Water Street Mission has helped provide life giving, whole person care to thousands in our community over the years.
Be a part of the rescue and renewal happening continuously at Water Street by considering a donation!
Throughout this season, we have encountered a number of challenges in operating our shelter safely. Thankfully we have been blessed to see no community spread among our guests. This is due not only to the work of our team, but also the ways that upgrades to our facilities came at just the right time.
For example, Providence Shelter, which opened in November 2019, provides additional spacing and a top-tier air filtration system. We have also been able to implement the same air filtration standards in our dining hall prior to the most recent wave of COVID.
Because a high percentage of our guests have preexisting health conditions, we have had to be diligent in our safety protocols, doing our best to ensure their safety.
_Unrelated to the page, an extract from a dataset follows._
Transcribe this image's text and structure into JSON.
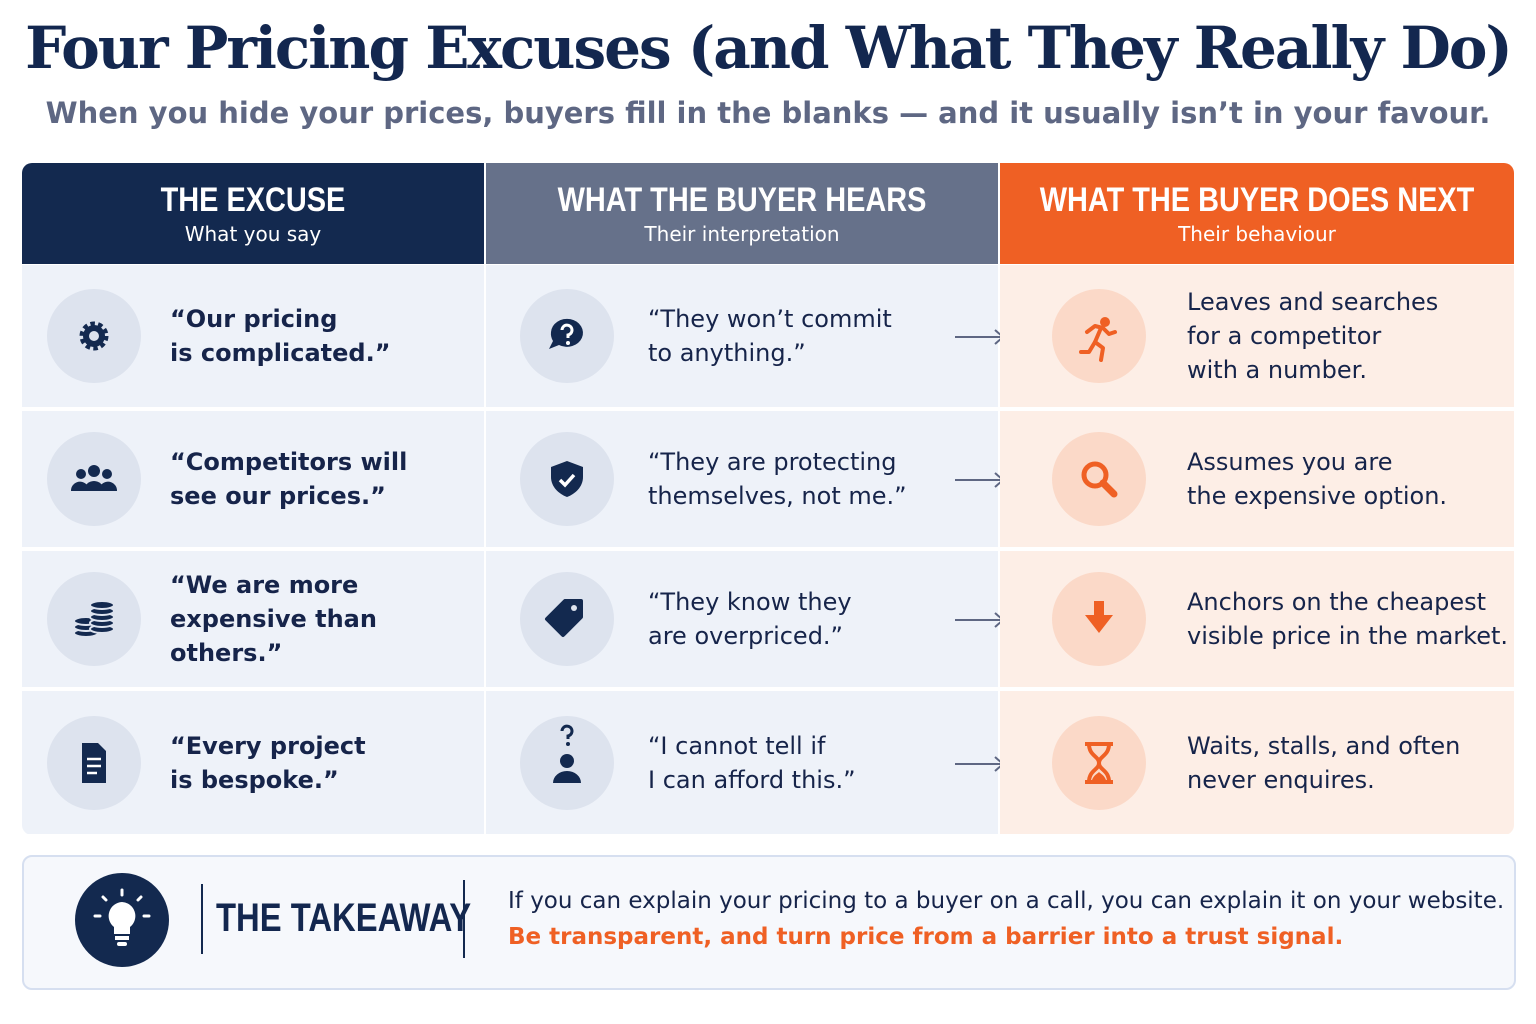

For us that has included implanting all CDC disinfecting, masking and social distancing from the very beginning. This has led to major changes in roles and responsibilities of staff. Staff have taken over disinfecting in shifts all over campus. They have also delivered much of our support services and programs through zoom, hosting counseling sessions and classes virtually and meeting in-person with plexi-glass dividers only when necessary.
For meals, we’ve changed preparation and delivery to help minimize interaction of guests who live in different facilities. At times that has meant delivering meals to certain Residential Floors so we can keep smaller groups in the dining hall. We have also had to restrict guests’ travel on and off campus to only essential trips such as going to work, the doctors, shopping etc., in order to minimize unnecessary exposure.
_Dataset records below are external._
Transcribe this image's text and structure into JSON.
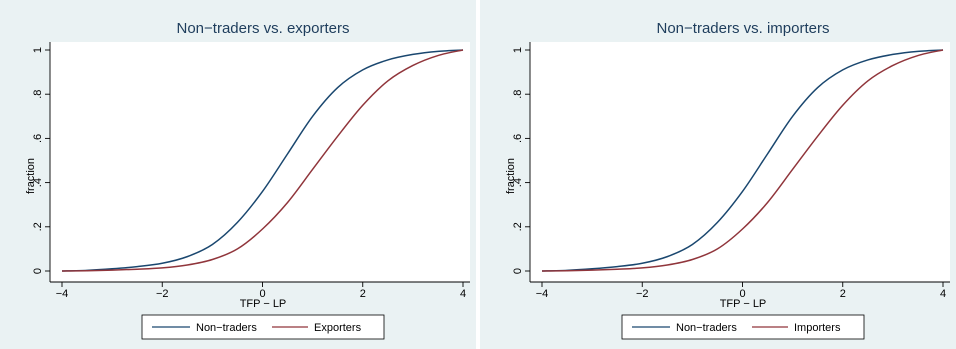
{
  "chart_data": [
    {
      "type": "line",
      "title": "Non−traders vs. exporters",
      "xlabel": "TFP − LP",
      "ylabel": "fraction",
      "xlim": [
        -4,
        4
      ],
      "ylim": [
        0,
        1
      ],
      "xticks": [
        -4,
        -2,
        0,
        2,
        4
      ],
      "xtick_labels": [
        "−4",
        "−2",
        "0",
        "2",
        "4"
      ],
      "yticks": [
        0,
        0.2,
        0.4,
        0.6,
        0.8,
        1
      ],
      "ytick_labels": [
        "0",
        ".2",
        ".4",
        ".6",
        ".8",
        "1"
      ],
      "grid": false,
      "legend_position": "bottom",
      "x": [
        -4,
        -3.5,
        -3,
        -2.5,
        -2,
        -1.5,
        -1,
        -0.5,
        0,
        0.5,
        1,
        1.5,
        2,
        2.5,
        3,
        3.5,
        4
      ],
      "series": [
        {
          "name": "Non−traders",
          "color": "#1a476f",
          "values": [
            0.0,
            0.003,
            0.01,
            0.02,
            0.035,
            0.065,
            0.12,
            0.22,
            0.36,
            0.53,
            0.7,
            0.83,
            0.91,
            0.955,
            0.98,
            0.994,
            1.0
          ]
        },
        {
          "name": "Exporters",
          "color": "#90353b",
          "values": [
            0.0,
            0.001,
            0.004,
            0.008,
            0.014,
            0.027,
            0.052,
            0.1,
            0.19,
            0.31,
            0.46,
            0.61,
            0.75,
            0.86,
            0.93,
            0.975,
            1.0
          ]
        }
      ]
    },
    {
      "type": "line",
      "title": "Non−traders vs. importers",
      "xlabel": "TFP − LP",
      "ylabel": "fraction",
      "xlim": [
        -4,
        4
      ],
      "ylim": [
        0,
        1
      ],
      "xticks": [
        -4,
        -2,
        0,
        2,
        4
      ],
      "xtick_labels": [
        "−4",
        "−2",
        "0",
        "2",
        "4"
      ],
      "yticks": [
        0,
        0.2,
        0.4,
        0.6,
        0.8,
        1
      ],
      "ytick_labels": [
        "0",
        ".2",
        ".4",
        ".6",
        ".8",
        "1"
      ],
      "grid": false,
      "legend_position": "bottom",
      "x": [
        -4,
        -3.5,
        -3,
        -2.5,
        -2,
        -1.5,
        -1,
        -0.5,
        0,
        0.5,
        1,
        1.5,
        2,
        2.5,
        3,
        3.5,
        4
      ],
      "series": [
        {
          "name": "Non−traders",
          "color": "#1a476f",
          "values": [
            0.0,
            0.003,
            0.01,
            0.02,
            0.035,
            0.065,
            0.12,
            0.22,
            0.36,
            0.53,
            0.7,
            0.83,
            0.91,
            0.955,
            0.98,
            0.994,
            1.0
          ]
        },
        {
          "name": "Importers",
          "color": "#90353b",
          "values": [
            0.0,
            0.001,
            0.004,
            0.008,
            0.014,
            0.027,
            0.052,
            0.1,
            0.19,
            0.31,
            0.46,
            0.61,
            0.75,
            0.86,
            0.93,
            0.975,
            1.0
          ]
        }
      ]
    }
  ]
}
Another change in this season has been how we do intakes. Currently, the intake process requires new guests to be tested for COVID-19. They await their test results in a separate temporary shelter we have set up, before entering Providence Emergency Shelter.
All of these changes have been made while severely limiting the number of volunteers on campus. At one point, all volunteering was completely put on hold. Now, we are running with a third of our normal volunteers.
And it’s been tiring, for both staff and guests. We have had times where many staff were working remotely due to their own health risks. Other times where staff or guests have been quarantined due to exposures. But even with all of the schedule changes, increased overtime, and cross-shift working, our team has done an amazing job persevering through all of the challenges.
What to Expect This Winter Typically we have over 200 total guests on campus, over 100 in our Residential Programs over and 100 in our Emergency Shelters. Although our Residential capacity remains about the same, we have had to reduce the available beds in Providence Shelter to ensure safe spacing overnight from about 75 to 55.
Winter always presents its own challenges, so we anticipate this year will be no different. Women in our Providence Shelter have moved over to the shelter at St. Mary’s across the street, run by the Lancaster Food Hub. During their stay there they have full access to all of our services, including showers, food and staff support. Not only does having women shift to St. Mary’s enable us to free up additional beds for men, it will help us keep the shelter populations separate and limit the risk of spread.
Thank You We have been so encouraged by the support we have received this year. Without a community coming around us and our guests, we would not be able to keep our guests safe and continue to guide them in their restoration journeys. We truly couldn’t do what we do without you.